I was interested in exploring the moral and emotional calculus of this family.
- Evelyn (the mother) makes a choice driven by love, but her complicity is a profound betrayal. She protects one son by violating the sanctity of the other’s home, directly contributing to Sarah’s psychological distress.
- Alex’s pride is his fatal flaw. It costs him his business and, nearly, his relationship with his brother. His confession that he envies Matt’s “real life” is the story’s turning point.
- Matt’s reaction is the story’s moral resolution. Where the reader (and Alex) expects judgment, jealousy, or an “I told you so,” Matt offers only grace. He doesn’t laugh or condemn; he offers his sofa. By refusing to participate in the “success/failure” dynamic his father created, Matt is the one who ultimately breaks the cycle.
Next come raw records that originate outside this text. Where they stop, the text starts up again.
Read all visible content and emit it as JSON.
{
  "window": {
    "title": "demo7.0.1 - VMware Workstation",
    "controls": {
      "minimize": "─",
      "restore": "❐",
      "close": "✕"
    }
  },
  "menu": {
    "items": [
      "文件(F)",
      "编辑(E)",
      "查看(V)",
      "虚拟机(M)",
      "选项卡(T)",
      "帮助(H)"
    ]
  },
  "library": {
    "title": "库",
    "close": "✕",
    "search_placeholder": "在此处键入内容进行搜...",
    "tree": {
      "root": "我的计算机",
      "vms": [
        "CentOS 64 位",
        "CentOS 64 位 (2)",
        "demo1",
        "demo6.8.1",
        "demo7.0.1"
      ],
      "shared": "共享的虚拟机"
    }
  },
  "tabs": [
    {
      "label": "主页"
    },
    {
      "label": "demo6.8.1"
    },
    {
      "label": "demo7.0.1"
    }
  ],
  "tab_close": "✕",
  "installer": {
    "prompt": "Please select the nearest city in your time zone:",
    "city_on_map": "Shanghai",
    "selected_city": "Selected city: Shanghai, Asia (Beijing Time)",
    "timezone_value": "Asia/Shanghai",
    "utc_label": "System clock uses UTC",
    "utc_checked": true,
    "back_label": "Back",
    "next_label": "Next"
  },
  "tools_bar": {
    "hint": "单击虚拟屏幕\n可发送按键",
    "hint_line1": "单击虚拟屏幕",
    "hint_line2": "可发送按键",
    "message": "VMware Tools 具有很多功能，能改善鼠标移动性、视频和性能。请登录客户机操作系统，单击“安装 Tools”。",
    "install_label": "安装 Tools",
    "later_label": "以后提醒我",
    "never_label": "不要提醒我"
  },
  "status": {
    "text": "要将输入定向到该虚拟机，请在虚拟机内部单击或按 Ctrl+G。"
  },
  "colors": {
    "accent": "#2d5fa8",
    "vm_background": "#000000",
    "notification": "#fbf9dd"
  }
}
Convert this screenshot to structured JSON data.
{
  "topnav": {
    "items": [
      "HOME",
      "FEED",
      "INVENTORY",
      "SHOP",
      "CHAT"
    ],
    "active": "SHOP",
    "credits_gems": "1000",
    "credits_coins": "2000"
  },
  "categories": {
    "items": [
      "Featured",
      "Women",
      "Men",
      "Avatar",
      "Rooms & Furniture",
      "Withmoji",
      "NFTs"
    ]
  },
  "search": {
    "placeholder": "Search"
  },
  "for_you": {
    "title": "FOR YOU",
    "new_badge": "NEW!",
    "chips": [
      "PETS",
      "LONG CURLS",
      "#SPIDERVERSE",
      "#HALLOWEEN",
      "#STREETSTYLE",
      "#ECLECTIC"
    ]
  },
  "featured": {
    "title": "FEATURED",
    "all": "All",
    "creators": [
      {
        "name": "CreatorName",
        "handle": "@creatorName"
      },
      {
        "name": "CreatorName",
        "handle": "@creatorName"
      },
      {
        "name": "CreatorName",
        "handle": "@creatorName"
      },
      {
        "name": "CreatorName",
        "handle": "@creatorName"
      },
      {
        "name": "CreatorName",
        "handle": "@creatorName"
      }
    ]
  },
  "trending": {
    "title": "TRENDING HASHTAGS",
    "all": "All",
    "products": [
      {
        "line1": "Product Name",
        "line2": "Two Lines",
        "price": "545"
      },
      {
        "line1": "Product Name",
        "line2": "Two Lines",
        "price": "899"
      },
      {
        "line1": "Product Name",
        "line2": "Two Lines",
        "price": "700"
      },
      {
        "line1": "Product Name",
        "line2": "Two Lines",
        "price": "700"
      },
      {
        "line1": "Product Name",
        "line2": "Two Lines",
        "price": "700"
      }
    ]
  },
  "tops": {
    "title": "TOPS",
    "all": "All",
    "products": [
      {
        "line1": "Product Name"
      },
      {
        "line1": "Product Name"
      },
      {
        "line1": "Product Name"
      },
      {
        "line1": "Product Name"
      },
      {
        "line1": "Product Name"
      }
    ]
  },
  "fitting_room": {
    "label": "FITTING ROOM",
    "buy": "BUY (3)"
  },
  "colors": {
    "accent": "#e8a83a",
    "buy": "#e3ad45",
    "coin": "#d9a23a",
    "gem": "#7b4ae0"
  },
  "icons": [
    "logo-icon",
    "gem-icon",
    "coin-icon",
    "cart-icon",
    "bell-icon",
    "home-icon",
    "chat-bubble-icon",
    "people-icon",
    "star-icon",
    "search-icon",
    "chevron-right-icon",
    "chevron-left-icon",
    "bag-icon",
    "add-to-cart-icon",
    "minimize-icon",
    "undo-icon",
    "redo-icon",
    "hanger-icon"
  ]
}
The story suggests that true success is not the image we project to the world, but the authenticity we can live with when no one is watching. It’s about having a life where you don’t need to hide, and more importantly, being the kind of person who offers a safe harbor to others when they can no longer hide themselves.
Questions for Reflection
- Before the reveal, what did you believe was happening in the apartment? How did the story use small details (like the hot dogs or the conditioner) to guide your suspicions?
- In what ways are familial expectations, like the ones set by Walter, a “ghost” that haunts the characters?
- The story contrasts two types of “success” (Alex’s image vs. Matt’s substance). What do you think the narrative ultimately values?
- Whose actions, in your opinion, caused the most harm: Alex’s deception, Evelyn’s (the mother’s) complicity, or Walter’s long-standing judgment?
- Did Matt’s reaction to his brother’s failure surprise you? Why do you think he was able to offer help instead of judgment?